Fatty Dragon (Sammo Hung) and Baldy (Karl Maka), confusingly also known as Skinny, are badass albeit accident-prone Hong Kong cops chasing notorious drug lord Wing (director Lau Kar-Wing). Shortly after murdering their informant, Wing has his minions Tak (Lung Ming-Yan) and Lai (Carrie Ng) try to frame them as dirty cops. The boys respond by thrashing the gang thoroughly. Unfortunately their breakneck battle spills into the Police Commissioner's wedding! Put on leave by their long-suffering boss (Wu Fung), Dragon and Baldy vacation in Singapore. After a week's worth of fun and frolics with a couple of cute girls, the duo decide to quit the force in favour of relocating permanently to Singapore to open a karaoke bar. However they still have a deadly, vengeful Wing to contend with.

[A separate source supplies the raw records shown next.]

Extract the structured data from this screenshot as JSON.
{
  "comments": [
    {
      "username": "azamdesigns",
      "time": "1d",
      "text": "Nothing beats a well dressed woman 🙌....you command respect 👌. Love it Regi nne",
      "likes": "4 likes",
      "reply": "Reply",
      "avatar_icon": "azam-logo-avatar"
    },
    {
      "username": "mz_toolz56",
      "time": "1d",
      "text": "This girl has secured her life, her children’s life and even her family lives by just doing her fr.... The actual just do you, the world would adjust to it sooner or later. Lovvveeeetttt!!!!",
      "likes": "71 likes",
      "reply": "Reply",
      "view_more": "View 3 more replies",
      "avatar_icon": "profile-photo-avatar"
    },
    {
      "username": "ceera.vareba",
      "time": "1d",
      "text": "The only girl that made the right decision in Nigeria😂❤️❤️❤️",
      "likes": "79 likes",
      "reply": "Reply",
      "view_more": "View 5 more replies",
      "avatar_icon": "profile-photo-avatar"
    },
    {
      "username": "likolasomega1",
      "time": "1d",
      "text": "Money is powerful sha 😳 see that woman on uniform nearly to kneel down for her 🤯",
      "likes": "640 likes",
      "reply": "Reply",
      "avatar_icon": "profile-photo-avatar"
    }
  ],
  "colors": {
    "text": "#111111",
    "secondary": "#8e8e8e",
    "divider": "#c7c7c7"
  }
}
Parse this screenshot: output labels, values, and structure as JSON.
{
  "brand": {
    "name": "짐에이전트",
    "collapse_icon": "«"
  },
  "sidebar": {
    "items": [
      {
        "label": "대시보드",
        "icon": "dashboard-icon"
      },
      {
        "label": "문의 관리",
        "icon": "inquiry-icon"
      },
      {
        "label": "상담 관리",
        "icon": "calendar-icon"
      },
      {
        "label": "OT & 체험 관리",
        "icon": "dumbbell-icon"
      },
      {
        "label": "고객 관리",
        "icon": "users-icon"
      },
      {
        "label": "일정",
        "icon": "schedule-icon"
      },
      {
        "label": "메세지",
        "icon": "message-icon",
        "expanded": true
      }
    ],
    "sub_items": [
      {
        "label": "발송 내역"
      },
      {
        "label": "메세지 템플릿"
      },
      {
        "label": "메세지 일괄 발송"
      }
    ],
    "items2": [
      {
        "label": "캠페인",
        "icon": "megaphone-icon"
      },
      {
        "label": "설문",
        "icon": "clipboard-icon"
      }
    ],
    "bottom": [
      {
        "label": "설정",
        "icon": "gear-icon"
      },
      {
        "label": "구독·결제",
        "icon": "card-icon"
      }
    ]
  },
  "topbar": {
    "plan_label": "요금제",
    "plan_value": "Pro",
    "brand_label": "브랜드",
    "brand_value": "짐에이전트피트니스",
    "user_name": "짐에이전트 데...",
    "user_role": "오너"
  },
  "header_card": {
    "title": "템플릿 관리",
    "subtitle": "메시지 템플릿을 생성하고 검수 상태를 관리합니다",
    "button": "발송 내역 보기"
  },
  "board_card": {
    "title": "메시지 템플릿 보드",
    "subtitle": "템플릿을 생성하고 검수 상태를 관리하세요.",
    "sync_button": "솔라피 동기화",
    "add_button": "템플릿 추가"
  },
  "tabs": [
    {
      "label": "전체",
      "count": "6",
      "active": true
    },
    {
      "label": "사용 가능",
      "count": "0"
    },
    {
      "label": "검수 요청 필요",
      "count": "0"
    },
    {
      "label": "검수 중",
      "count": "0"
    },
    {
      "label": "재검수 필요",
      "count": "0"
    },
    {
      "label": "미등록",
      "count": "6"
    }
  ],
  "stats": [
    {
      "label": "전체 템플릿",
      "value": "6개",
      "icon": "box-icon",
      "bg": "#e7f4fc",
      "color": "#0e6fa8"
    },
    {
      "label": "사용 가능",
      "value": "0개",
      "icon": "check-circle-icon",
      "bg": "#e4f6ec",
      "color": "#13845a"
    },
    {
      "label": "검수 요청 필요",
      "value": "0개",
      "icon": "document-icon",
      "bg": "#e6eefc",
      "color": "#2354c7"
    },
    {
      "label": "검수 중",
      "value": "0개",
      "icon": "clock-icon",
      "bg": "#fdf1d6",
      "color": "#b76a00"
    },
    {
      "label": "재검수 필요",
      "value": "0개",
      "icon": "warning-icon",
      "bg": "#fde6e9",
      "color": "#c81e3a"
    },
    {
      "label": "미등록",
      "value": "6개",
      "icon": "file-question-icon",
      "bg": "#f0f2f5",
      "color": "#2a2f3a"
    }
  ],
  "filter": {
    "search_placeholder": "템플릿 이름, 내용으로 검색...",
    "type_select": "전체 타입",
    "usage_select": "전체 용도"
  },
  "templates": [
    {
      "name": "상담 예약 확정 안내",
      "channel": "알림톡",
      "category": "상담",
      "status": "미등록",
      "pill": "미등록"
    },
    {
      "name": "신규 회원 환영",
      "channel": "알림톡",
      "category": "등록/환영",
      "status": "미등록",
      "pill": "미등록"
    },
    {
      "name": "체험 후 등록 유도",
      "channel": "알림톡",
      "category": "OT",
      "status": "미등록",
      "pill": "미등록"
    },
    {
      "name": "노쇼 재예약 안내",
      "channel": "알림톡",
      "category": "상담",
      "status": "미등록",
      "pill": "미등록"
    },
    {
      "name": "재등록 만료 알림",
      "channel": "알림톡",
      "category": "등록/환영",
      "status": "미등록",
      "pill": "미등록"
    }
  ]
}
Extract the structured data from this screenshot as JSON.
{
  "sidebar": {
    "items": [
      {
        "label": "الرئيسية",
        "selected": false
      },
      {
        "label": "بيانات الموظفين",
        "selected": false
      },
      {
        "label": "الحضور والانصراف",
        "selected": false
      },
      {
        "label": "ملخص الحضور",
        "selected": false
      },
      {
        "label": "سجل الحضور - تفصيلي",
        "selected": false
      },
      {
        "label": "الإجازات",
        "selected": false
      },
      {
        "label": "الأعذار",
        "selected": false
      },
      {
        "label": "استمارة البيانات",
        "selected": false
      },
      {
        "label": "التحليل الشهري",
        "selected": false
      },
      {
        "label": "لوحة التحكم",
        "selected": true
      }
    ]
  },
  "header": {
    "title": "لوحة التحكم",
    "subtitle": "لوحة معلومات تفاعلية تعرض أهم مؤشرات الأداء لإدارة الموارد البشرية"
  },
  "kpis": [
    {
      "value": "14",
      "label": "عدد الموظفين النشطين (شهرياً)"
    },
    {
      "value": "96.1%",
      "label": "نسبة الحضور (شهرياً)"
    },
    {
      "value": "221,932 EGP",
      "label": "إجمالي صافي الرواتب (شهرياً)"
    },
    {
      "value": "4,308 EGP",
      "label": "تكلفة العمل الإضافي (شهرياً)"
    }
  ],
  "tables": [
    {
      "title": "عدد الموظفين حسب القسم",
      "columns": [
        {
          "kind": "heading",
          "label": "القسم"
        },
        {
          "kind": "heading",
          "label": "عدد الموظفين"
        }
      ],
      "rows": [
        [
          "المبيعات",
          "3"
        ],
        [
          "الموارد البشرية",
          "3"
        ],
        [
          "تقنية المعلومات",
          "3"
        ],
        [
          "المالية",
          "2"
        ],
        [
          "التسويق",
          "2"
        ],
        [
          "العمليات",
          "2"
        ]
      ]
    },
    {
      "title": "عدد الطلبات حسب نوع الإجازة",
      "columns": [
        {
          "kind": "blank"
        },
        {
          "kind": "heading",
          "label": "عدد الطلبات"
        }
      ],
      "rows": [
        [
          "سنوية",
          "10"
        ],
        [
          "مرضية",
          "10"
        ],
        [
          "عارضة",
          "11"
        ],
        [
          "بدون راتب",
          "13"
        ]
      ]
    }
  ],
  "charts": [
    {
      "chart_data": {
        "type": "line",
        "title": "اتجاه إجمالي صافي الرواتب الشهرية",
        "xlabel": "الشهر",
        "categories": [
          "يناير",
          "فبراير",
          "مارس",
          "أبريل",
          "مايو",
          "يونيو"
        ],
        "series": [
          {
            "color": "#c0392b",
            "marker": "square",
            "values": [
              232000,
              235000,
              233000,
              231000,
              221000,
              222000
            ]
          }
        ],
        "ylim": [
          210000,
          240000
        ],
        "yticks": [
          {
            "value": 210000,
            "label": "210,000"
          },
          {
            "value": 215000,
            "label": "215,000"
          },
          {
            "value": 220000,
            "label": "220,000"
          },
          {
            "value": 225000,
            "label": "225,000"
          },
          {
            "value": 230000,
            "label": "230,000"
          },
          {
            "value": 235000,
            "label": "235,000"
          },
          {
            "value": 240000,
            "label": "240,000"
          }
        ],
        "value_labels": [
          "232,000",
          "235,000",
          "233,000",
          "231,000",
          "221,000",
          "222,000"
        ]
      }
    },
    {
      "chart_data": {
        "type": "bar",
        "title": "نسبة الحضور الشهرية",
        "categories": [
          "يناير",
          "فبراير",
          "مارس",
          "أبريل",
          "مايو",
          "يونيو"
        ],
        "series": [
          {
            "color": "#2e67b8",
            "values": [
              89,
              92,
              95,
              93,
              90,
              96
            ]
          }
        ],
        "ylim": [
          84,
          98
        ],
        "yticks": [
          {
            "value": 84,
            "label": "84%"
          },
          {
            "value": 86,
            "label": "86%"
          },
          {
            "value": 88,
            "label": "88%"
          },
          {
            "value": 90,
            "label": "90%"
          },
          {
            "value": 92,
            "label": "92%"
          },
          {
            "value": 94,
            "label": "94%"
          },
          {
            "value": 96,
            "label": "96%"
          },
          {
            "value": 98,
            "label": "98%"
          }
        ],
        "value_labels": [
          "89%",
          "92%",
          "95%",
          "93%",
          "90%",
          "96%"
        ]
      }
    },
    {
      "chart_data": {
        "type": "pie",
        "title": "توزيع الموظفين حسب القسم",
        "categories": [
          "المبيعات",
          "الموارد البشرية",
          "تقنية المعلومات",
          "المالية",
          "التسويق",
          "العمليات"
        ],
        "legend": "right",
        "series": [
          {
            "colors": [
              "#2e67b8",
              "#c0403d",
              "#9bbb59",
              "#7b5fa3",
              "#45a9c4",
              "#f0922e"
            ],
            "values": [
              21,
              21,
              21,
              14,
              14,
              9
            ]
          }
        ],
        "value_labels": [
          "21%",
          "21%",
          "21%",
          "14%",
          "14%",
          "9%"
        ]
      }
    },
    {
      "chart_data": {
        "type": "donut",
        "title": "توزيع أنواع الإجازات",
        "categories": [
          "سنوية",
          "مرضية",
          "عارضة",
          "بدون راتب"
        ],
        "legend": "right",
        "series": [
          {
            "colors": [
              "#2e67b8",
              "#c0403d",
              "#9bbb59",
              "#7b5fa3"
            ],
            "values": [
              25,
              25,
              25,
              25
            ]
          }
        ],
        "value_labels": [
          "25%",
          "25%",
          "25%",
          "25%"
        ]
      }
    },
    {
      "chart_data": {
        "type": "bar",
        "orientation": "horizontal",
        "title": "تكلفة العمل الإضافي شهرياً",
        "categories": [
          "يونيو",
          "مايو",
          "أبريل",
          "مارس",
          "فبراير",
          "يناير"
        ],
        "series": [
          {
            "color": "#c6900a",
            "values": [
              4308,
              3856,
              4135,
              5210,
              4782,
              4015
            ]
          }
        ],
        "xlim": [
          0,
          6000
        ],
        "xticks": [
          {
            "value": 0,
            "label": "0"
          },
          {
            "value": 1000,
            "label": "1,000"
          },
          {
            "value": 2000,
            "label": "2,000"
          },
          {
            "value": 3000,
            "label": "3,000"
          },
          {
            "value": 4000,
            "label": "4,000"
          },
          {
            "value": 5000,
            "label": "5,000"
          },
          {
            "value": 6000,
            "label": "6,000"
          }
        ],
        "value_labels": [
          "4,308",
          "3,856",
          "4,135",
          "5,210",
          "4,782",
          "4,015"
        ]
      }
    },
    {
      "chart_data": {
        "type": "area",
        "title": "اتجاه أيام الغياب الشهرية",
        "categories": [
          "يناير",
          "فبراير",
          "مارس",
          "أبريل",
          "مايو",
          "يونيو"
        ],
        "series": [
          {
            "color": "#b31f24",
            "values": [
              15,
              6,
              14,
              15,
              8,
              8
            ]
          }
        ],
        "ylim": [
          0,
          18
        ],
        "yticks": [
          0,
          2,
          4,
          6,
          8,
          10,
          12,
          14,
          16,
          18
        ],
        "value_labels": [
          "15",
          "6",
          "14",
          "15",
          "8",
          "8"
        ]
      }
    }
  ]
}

In Hong Kong frenetic action-comedies were once dime a dozen. Yet today amidst the sadly declining Cantonese film industry the genre is all but extinct. As such fans tend to prize older offerings that, back during the boom times, drew a more muted response. Such is the case with Skinny Tiger, Fatty Dragon; a raucous buddy cop kung fu farce that while profitable domestically left nary a footprint on the international scene. Yet today seems a charming relic from happier times. It was the last in a string of collaborations between multitalented HK cinema powerhouse Sammo Hung, comedian-cum-hugely-influential-movie mogul Karl Maka and action choreographer-actor-director Lau Kar-Wing (brother of the more famous martial arts auteur Lau Kar-Leung and foster brother to iconic genre star Gordon Liu) preceded by chopsocky fan-favourites Dirty Tiger, Crazy Frog (1978) and The Odd Couple (1979). Some consider the film something of a dual sequel, spin-off or conceptual sequel where Sammo essentially reprises his Bruce Lee obsessed character from Enter the Fat Dragon (1978) and Maka essays more or less the same fast-talking slap-headed cop he played in the long-running Aces Go Places franchise (released internationally as Mad Mission).
With Sammo Hung and Lau Kar-Leung jointly handling choreography (Lau, a Shaw Brothers veteran, staged fights on classics like the international hit King Boxer (1972) a.k.a. Five Fingers of Death) the slapstick fu fight action flies fast and furious. While Karl Maka is no slouch in the fight department it is Sammo Hung's simultaneously hilarious and visceral Bruce Lee send-up routines that provide the big crowd-pleasing set-pieces. From the opening frantic fight in a women's changing room to the restaurant brawl and adrenalin charged finale (where Sammo breaks out the nunchakus for a surprisingly brutal showdown with Lau) the big man thoroughly convinces as a one-man army, fighting off bad guys a dozen at a time. On the flip side some of the bawdier humour may rile modern viewers with less patience for the frankly questionable verbal and physical abuse heaped on glamorous femme fatale Carrie Ng (only a few years before Naked Killer (1992) made her an HK film icon in her own right). Not to mention an encounter with two deadly Thai "lady-boy" assassins.
Having modelled itself on Hollywood buddy cop movies, Skinny Tiger, Fatty Dragon does the expected riffs on favourites like Lethal Weapon (1987) and Dirty Harry (1971), switching casually between broad comedic hijinks and darker sadistic scenes. However the film it most blatantly lifts plot points from is Peter Hyams' now largely forgotten Gregory Hynes-Billy Crystal vehicle Running Scared (1986). It shares the exact same cops-on-a-tropical-holiday second act that inspires them to leave their thankless crime-busting jobs aside for a dream of paradise. Until the big boss endangers Baldy's girlfriend back home (statuesque Hong Kong supermodel Wanda Yung Wai-Tak, playing a character named "Tall Girl"). Compensating for the more derivative aspects the heroes' final gambit to outwit the villains is original and, in true HK film style, wholly outrageous.